Le Matin d’Algérie : Dans votre ouvrage consacré à Slimane Azem, vous mettez en lumière la richesse et la profondeur de son œuvre. Selon vous, quelle est la portée philosophique et sociale de celle-ci, et comment Slimane Azem a-t-il réussi à incarner la voix de l’exil kabyle ?
Youssef Nacib : Slimane Azem restera dans l’histoire de la littérature orale d’expression kabyle comme une voix portante et écoutée. D’abord sa poésie est pudique. Ses chansons sont écoutées en famille sans aucun obstacle. Ses thèmes sont intimement indexés au patrimoine culturel immatériel qu’il a appris et vécu dans son Djurdjura natal. Slimane Azem ne priait pas, selon ce que j’ai appris. Il a bu dans sa carrière. Mais il a définitivement abandonné l’alcool. C’est cheikh Noureddine qui m’a raconté qu’il a appelé Slimane un premier janvier, jour de l’an. Sa femme lui a répondu au téléphone. Cheikh Noureddine veut prendre des nouvelles de son ami. Sa femme, mécontente, lui dit alors : « Ah ! je ne sais pas ce qu’il a. Hier soir, il n’a pas voulu prendre une coupe de champagne et il a décidé qu’il ne boirait plus jamais ».

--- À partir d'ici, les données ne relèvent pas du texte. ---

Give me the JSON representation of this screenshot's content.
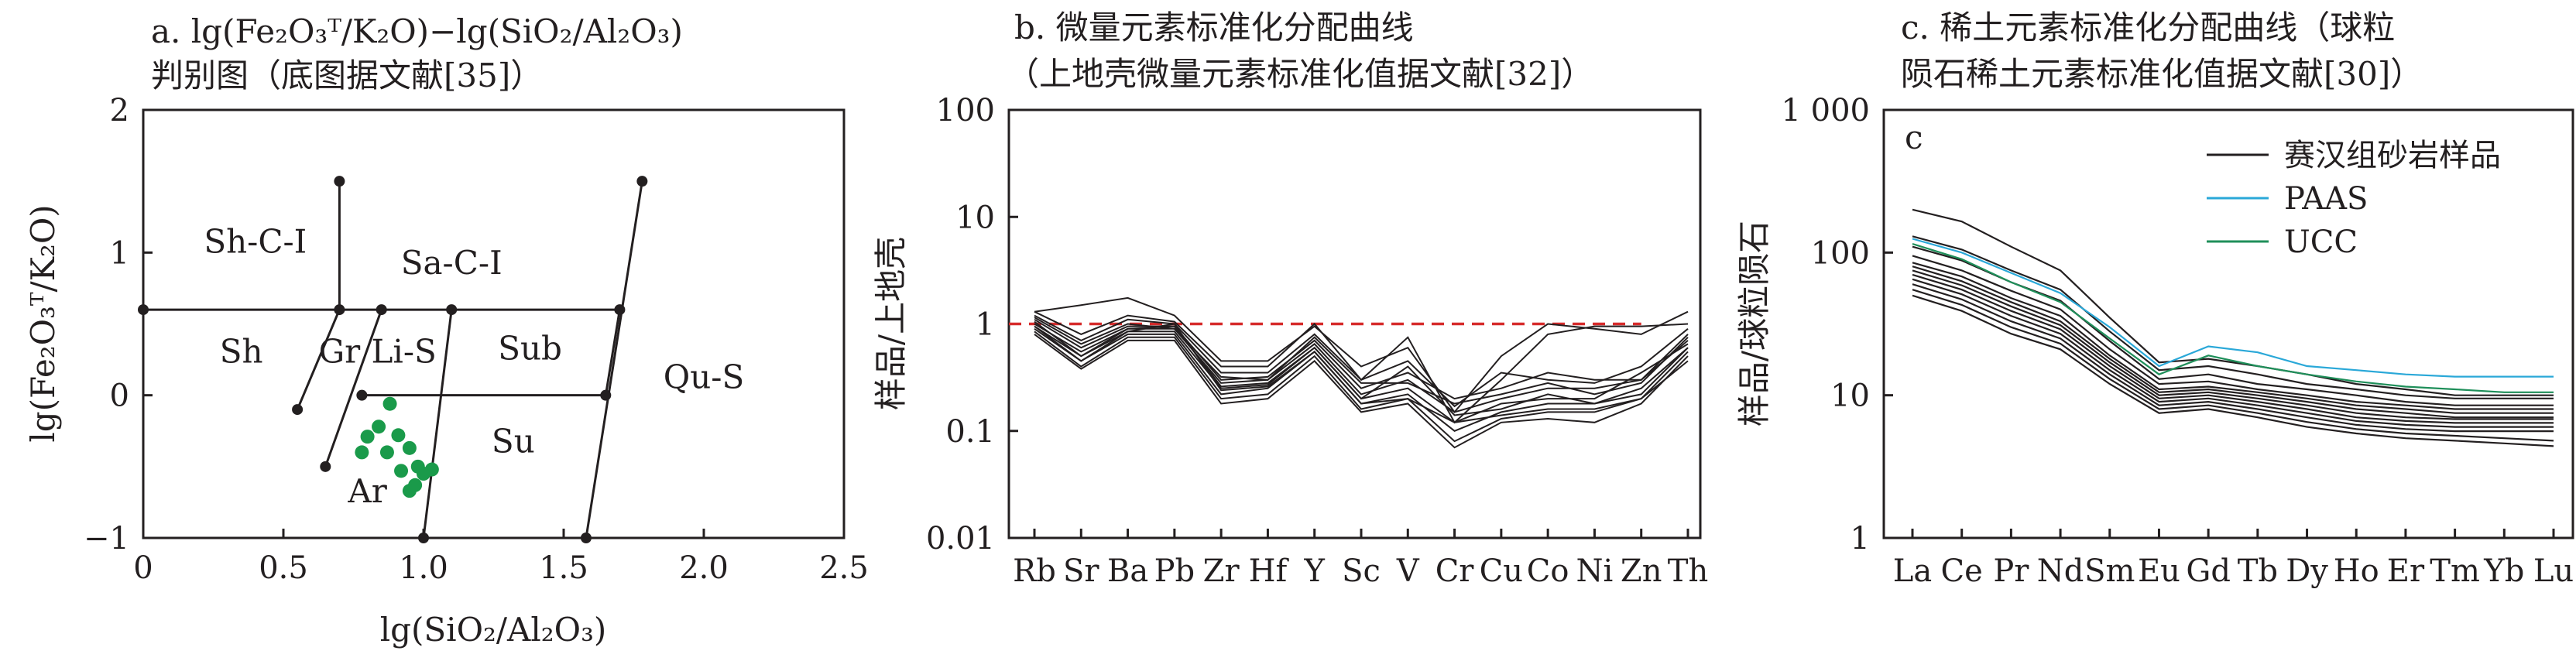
{
  "chart_data": [
    {
      "id": "a",
      "type": "scatter",
      "title_lines": [
        "a. lg(Fe₂O₃ᵀ/K₂O)−lg(SiO₂/Al₂O₃)",
        "判别图（底图据文献[35]）"
      ],
      "xlabel": "lg(SiO₂/Al₂O₃)",
      "ylabel": "lg(Fe₂O₃ᵀ/K₂O)",
      "xlim": [
        0,
        2.5
      ],
      "ylim": [
        -1,
        2
      ],
      "x_ticks": [
        "0",
        "0.5",
        "1.0",
        "1.5",
        "2.0",
        "2.5"
      ],
      "y_ticks": [
        "−1",
        "0",
        "1",
        "2"
      ],
      "boundaries": [
        [
          [
            0,
            0.6
          ],
          [
            1.7,
            0.6
          ]
        ],
        [
          [
            0.7,
            1.5
          ],
          [
            0.7,
            0.6
          ]
        ],
        [
          [
            0.7,
            0.6
          ],
          [
            0.55,
            -0.1
          ]
        ],
        [
          [
            0.85,
            0.6
          ],
          [
            0.65,
            -0.5
          ]
        ],
        [
          [
            0.78,
            0
          ],
          [
            1.65,
            0
          ]
        ],
        [
          [
            1.1,
            0.6
          ],
          [
            1.0,
            -1.0
          ]
        ],
        [
          [
            1.78,
            1.5
          ],
          [
            1.58,
            -1.0
          ]
        ],
        [
          [
            1.7,
            0.6
          ],
          [
            1.65,
            0
          ]
        ]
      ],
      "region_labels": [
        {
          "text": "Sh-C-I",
          "x": 0.4,
          "y": 1.0
        },
        {
          "text": "Sa-C-I",
          "x": 1.1,
          "y": 0.85
        },
        {
          "text": "Sh",
          "x": 0.35,
          "y": 0.23
        },
        {
          "text": "Gr",
          "x": 0.7,
          "y": 0.23
        },
        {
          "text": "Li-S",
          "x": 0.93,
          "y": 0.23
        },
        {
          "text": "Sub",
          "x": 1.38,
          "y": 0.25
        },
        {
          "text": "Qu-S",
          "x": 2.0,
          "y": 0.05
        },
        {
          "text": "Su",
          "x": 1.32,
          "y": -0.4
        },
        {
          "text": "Ar",
          "x": 0.8,
          "y": -0.75
        }
      ],
      "points": [
        [
          0.88,
          -0.06
        ],
        [
          0.84,
          -0.22
        ],
        [
          0.8,
          -0.29
        ],
        [
          0.91,
          -0.28
        ],
        [
          0.78,
          -0.4
        ],
        [
          0.87,
          -0.4
        ],
        [
          0.95,
          -0.37
        ],
        [
          0.98,
          -0.5
        ],
        [
          0.92,
          -0.53
        ],
        [
          1.0,
          -0.55
        ],
        [
          1.03,
          -0.52
        ],
        [
          0.97,
          -0.63
        ],
        [
          0.95,
          -0.67
        ]
      ],
      "point_color": "#1a9a4a"
    },
    {
      "id": "b",
      "type": "line",
      "title_lines": [
        "b. 微量元素标准化分配曲线",
        "（上地壳微量元素标准化值据文献[32]）"
      ],
      "ylabel": "样品/上地壳",
      "yscale": "log",
      "ylim": [
        0.01,
        100
      ],
      "y_ticks": [
        "0.01",
        "0.1",
        "1",
        "10",
        "100"
      ],
      "categories": [
        "Rb",
        "Sr",
        "Ba",
        "Pb",
        "Zr",
        "Hf",
        "Y",
        "Sc",
        "V",
        "Cr",
        "Cu",
        "Co",
        "Ni",
        "Zn",
        "Th"
      ],
      "reference_line": {
        "value": 1,
        "color": "#d62b2b",
        "style": "dashed"
      },
      "series": [
        {
          "values": [
            1.3,
            1.5,
            1.75,
            1.2,
            0.45,
            0.45,
            0.95,
            0.4,
            0.6,
            0.15,
            0.5,
            1.0,
            0.9,
            0.8,
            1.3
          ]
        },
        {
          "values": [
            1.2,
            0.7,
            1.1,
            1.0,
            0.35,
            0.35,
            0.8,
            0.3,
            0.75,
            0.12,
            0.3,
            0.8,
            0.95,
            0.95,
            1.0
          ]
        },
        {
          "values": [
            1.1,
            0.6,
            0.95,
            0.95,
            0.3,
            0.32,
            0.7,
            0.25,
            0.35,
            0.2,
            0.25,
            0.35,
            0.3,
            0.3,
            0.8
          ]
        },
        {
          "values": [
            1.0,
            0.55,
            0.9,
            0.9,
            0.28,
            0.3,
            0.65,
            0.22,
            0.3,
            0.15,
            0.2,
            0.25,
            0.25,
            0.3,
            0.7
          ]
        },
        {
          "values": [
            0.95,
            0.5,
            0.85,
            0.85,
            0.25,
            0.27,
            0.6,
            0.2,
            0.25,
            0.12,
            0.18,
            0.2,
            0.2,
            0.35,
            0.65
          ]
        },
        {
          "values": [
            0.9,
            0.45,
            0.8,
            0.8,
            0.22,
            0.25,
            0.55,
            0.18,
            0.22,
            0.1,
            0.15,
            0.18,
            0.18,
            0.25,
            0.6
          ]
        },
        {
          "values": [
            0.85,
            0.4,
            0.75,
            0.75,
            0.2,
            0.22,
            0.5,
            0.16,
            0.2,
            0.08,
            0.13,
            0.15,
            0.15,
            0.2,
            0.55
          ]
        },
        {
          "values": [
            0.8,
            0.38,
            0.7,
            0.7,
            0.18,
            0.2,
            0.45,
            0.15,
            0.18,
            0.07,
            0.12,
            0.13,
            0.12,
            0.18,
            0.5
          ]
        },
        {
          "values": [
            1.15,
            0.65,
            1.0,
            0.9,
            0.32,
            0.3,
            0.75,
            0.28,
            0.28,
            0.18,
            0.22,
            0.28,
            0.22,
            0.28,
            0.75
          ]
        },
        {
          "values": [
            1.05,
            0.5,
            0.9,
            0.95,
            0.26,
            0.28,
            0.6,
            0.2,
            0.4,
            0.14,
            0.16,
            0.22,
            0.18,
            0.22,
            0.6
          ]
        },
        {
          "values": [
            0.95,
            0.45,
            0.85,
            1.0,
            0.24,
            0.26,
            0.55,
            0.18,
            0.2,
            0.12,
            0.14,
            0.16,
            0.16,
            0.2,
            0.45
          ]
        },
        {
          "values": [
            1.3,
            0.8,
            1.2,
            1.05,
            0.4,
            0.4,
            1.0,
            0.3,
            0.45,
            0.17,
            0.35,
            0.3,
            0.28,
            0.4,
            0.9
          ]
        }
      ]
    },
    {
      "id": "c",
      "type": "line",
      "title_lines": [
        "c. 稀土元素标准化分配曲线（球粒",
        "陨石稀土元素标准化值据文献[30]）"
      ],
      "panel_letter": "c",
      "ylabel": "样品/球粒陨石",
      "yscale": "log",
      "ylim": [
        1,
        1000
      ],
      "y_ticks": [
        "1",
        "10",
        "100",
        "1 000"
      ],
      "categories": [
        "La",
        "Ce",
        "Pr",
        "Nd",
        "Sm",
        "Eu",
        "Gd",
        "Tb",
        "Dy",
        "Ho",
        "Er",
        "Tm",
        "Yb",
        "Lu"
      ],
      "legend": [
        {
          "name": "赛汉组砂岩样品",
          "color": "#231f20"
        },
        {
          "name": "PAAS",
          "color": "#2aa8d8"
        },
        {
          "name": "UCC",
          "color": "#1f8f5a"
        }
      ],
      "series": [
        {
          "group": "sample",
          "values": [
            200,
            165,
            110,
            75,
            35,
            17,
            18,
            16,
            14,
            12,
            11,
            10,
            10,
            10
          ]
        },
        {
          "group": "sample",
          "values": [
            130,
            105,
            75,
            55,
            28,
            15,
            16,
            14,
            12,
            11,
            10,
            9.5,
            9.5,
            9.5
          ]
        },
        {
          "group": "sample",
          "values": [
            110,
            88,
            62,
            46,
            24,
            13,
            14,
            12,
            11,
            10,
            9,
            8.5,
            8.5,
            8.5
          ]
        },
        {
          "group": "sample",
          "values": [
            95,
            75,
            54,
            40,
            21,
            12,
            12.5,
            11,
            10,
            9,
            8.5,
            8,
            8,
            8
          ]
        },
        {
          "group": "sample",
          "values": [
            85,
            68,
            48,
            36,
            19,
            11,
            11.5,
            10.5,
            9.5,
            8.5,
            8,
            7.5,
            7.5,
            7.5
          ]
        },
        {
          "group": "sample",
          "values": [
            80,
            63,
            45,
            33,
            18,
            10.5,
            11,
            10,
            9,
            8,
            7.5,
            7,
            7,
            7
          ]
        },
        {
          "group": "sample",
          "values": [
            75,
            59,
            42,
            31,
            17,
            10,
            10.5,
            9.5,
            8.5,
            7.5,
            7,
            6.8,
            6.8,
            6.8
          ]
        },
        {
          "group": "sample",
          "values": [
            70,
            55,
            39,
            29,
            16,
            9.5,
            10,
            9,
            8,
            7,
            6.6,
            6.4,
            6.4,
            6.4
          ]
        },
        {
          "group": "sample",
          "values": [
            65,
            51,
            36,
            27,
            15,
            9,
            9.5,
            8.5,
            7.5,
            6.6,
            6.2,
            6,
            6,
            6
          ]
        },
        {
          "group": "sample",
          "values": [
            60,
            47,
            33,
            25,
            14,
            8.5,
            9,
            8,
            7,
            6.2,
            5.8,
            5.6,
            5.6,
            5.6
          ]
        },
        {
          "group": "sample",
          "values": [
            55,
            43,
            30,
            23,
            13,
            8,
            8.5,
            7.5,
            6.5,
            5.8,
            5.4,
            5.2,
            5,
            4.8
          ]
        },
        {
          "group": "sample",
          "values": [
            50,
            39,
            27,
            21,
            12,
            7.5,
            8,
            7,
            6,
            5.4,
            5,
            4.8,
            4.6,
            4.4
          ]
        },
        {
          "group": "PAAS",
          "values": [
            125,
            100,
            72,
            52,
            30,
            16,
            22,
            20,
            16,
            15,
            14,
            13.5,
            13.5,
            13.5
          ]
        },
        {
          "group": "UCC",
          "values": [
            115,
            90,
            62,
            45,
            25,
            14,
            19,
            16,
            14,
            12.5,
            11.5,
            11,
            10.5,
            10.5
          ]
        }
      ]
    }
  ]
}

Le fait est que si Slimane Azem n’était pas pratiquant, sa foi en Dieu est indiscutable. Il était dans son enfance et sa jeunesse proche de sa grand-mère qui était une soufie affiliée à un cheikh n tariqa. Elle l’emmenait avec quand elle allait en pèlerinage à Ouelhadj, les jours de fête religieuse comme l’aïd, le mouloud et taɛacuṛt. Sa foi s’exprime par l’espérance en Dieu qui revient des dizaines de fois dans ses poèmes. Il cite 15 saints dans son livre en les implorant de l’aider à regagner sa terre natale.
Inna di taɣuct-is :
Ɛabdeɣ tissit n cṛab
Iɛerqiyi ula d swab
Ǧǧiɣ ula d ddin-iw
Di taɣuct tayeḍ :
Taẓallit d ttafat n ddin
Ma ara naweḍ ɣer din
Asm’ ara tqum lqiyyama
Di taɣuct tayeḍ :
Ay agellid a Lkamel
Fella-k kan ay nettkel
Ay aḥnin bab l-lqudṛa
Di lwaqt n Slimane Azem, tamurt is tezdeɣ ul-is. Taɣuct « idehṛed waggur » d asiwel seg ul, i listiqlal.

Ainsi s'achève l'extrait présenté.